Marco Di Sapia muss als Platon Kusmitsch Kowaljow in Nikolai Gogols "Die Nase" (1836) zur Rückgewinnung seines verlorenen Riechorgans so manchen Alptraum durchleben.

Foto: Armin Bardel

Wien – Grundvoraussetzung zum Beitritt einer jeden Gesellschaft ist Konformismus. Man will unter sich sein. Verändert sich ein Mitglied plötzlich, wird es belächelt, verachtet, verspottet, verfolgt – je nachdem. Doch wenn der Makel beseitigt ist, kehrt auch das Opfer wieder heim unter den muffigen, aber doch wärmenden Mantel der Gemeinschaft und wird selbst wieder ein seliger Konformist.

Der russische Dichter Nikolai Gogol hatte den richtigen Riecher dafür, wie Sozialgemeinschaften so ticken. In seiner 1836 uraufgeführten Farce Die Nase mischt er hyperrealistische und surrealistische Elemente zu einem fantastischen Gesellschaftsporträt. Gogol lässt seinen Protagonisten Platon Kusmitsch Kowaljow hierbei sein nämliches Körperteil verlieren und schickt ihn zur Rückgewinnung seines Riechorgans auf eine albtraumhafte Tour.

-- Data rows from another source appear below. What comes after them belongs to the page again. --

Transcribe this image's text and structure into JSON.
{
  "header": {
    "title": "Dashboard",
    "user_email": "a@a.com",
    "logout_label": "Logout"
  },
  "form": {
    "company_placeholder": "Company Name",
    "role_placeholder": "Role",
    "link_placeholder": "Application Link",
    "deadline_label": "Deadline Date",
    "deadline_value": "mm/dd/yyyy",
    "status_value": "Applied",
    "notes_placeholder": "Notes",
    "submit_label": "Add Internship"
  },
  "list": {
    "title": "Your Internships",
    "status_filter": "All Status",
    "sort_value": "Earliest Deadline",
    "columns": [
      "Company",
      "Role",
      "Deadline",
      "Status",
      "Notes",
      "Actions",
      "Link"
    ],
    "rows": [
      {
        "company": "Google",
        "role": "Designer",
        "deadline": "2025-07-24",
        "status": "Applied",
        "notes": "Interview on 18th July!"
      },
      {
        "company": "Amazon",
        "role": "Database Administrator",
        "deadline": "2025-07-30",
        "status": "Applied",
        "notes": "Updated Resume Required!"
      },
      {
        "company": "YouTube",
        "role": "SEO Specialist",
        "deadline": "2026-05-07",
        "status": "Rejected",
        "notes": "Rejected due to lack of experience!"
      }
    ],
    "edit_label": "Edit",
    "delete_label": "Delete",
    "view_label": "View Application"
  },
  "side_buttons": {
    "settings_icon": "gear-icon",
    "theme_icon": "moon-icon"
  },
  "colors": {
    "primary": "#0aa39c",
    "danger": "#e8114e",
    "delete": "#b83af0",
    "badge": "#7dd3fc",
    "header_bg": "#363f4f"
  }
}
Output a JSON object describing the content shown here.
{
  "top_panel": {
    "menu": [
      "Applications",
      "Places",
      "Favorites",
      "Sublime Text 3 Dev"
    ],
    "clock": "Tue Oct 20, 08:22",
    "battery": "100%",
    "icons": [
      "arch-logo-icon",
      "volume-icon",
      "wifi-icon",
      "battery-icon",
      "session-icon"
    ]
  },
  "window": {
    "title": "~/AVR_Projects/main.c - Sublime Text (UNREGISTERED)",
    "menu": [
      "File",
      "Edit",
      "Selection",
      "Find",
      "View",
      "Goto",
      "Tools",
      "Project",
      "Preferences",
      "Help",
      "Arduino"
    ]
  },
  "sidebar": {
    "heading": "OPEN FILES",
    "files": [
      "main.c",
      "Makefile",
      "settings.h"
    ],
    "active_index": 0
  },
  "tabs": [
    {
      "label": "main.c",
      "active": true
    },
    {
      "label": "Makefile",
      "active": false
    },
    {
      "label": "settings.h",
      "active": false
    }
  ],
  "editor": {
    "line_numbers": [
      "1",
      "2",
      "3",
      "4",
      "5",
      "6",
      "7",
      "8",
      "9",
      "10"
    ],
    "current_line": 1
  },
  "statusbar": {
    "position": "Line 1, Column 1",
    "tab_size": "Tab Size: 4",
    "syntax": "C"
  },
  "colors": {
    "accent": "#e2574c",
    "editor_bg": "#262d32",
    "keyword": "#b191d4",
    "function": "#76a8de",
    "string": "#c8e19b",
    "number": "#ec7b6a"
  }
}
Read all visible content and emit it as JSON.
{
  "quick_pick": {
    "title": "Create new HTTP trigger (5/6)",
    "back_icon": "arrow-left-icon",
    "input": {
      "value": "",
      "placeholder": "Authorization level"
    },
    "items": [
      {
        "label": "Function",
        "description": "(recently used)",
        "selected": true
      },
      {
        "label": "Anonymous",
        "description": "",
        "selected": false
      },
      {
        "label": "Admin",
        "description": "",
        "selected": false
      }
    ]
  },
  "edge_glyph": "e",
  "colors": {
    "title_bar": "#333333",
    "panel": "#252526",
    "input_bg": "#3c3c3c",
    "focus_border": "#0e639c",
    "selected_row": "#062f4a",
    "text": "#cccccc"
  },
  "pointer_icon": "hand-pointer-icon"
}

Der 22-jährige Dimitri Schostakowitsch hat aus Gogols Meisterstück eine Oper gemacht, die der reine Wahnsinn ist. Es gibt knapp 80 (!) Partien zu besetzen. Schostakowitschs Musik ist schlank, drahtig, von einer ungeduldigen, nervösen Motorik geprägt und setzt Gogols szenische Grotesken in spitze, schräge, drastische Klänge um.

Alles wie geschmiert

Man muss sich bei der Neuen Oper Wien für den Mut bedanken, dieses enorm anspruchsvolle Werk aufzuführen (einen Mut, den die großen Häuser nicht haben), genauso wie man sich bei Walter Kobéra nach der Premiere in der Wiener Kammeroper für die großartige Umsetzung zu bedanken hat. Das komplizierte Räderwerk der Orchesterstimmen dreht sich unter seiner Leitung präzise und flink, die Koordination mit den zahlreichen Sängern, die komplexen Ensembles: funktioniert alles wie geschmiert.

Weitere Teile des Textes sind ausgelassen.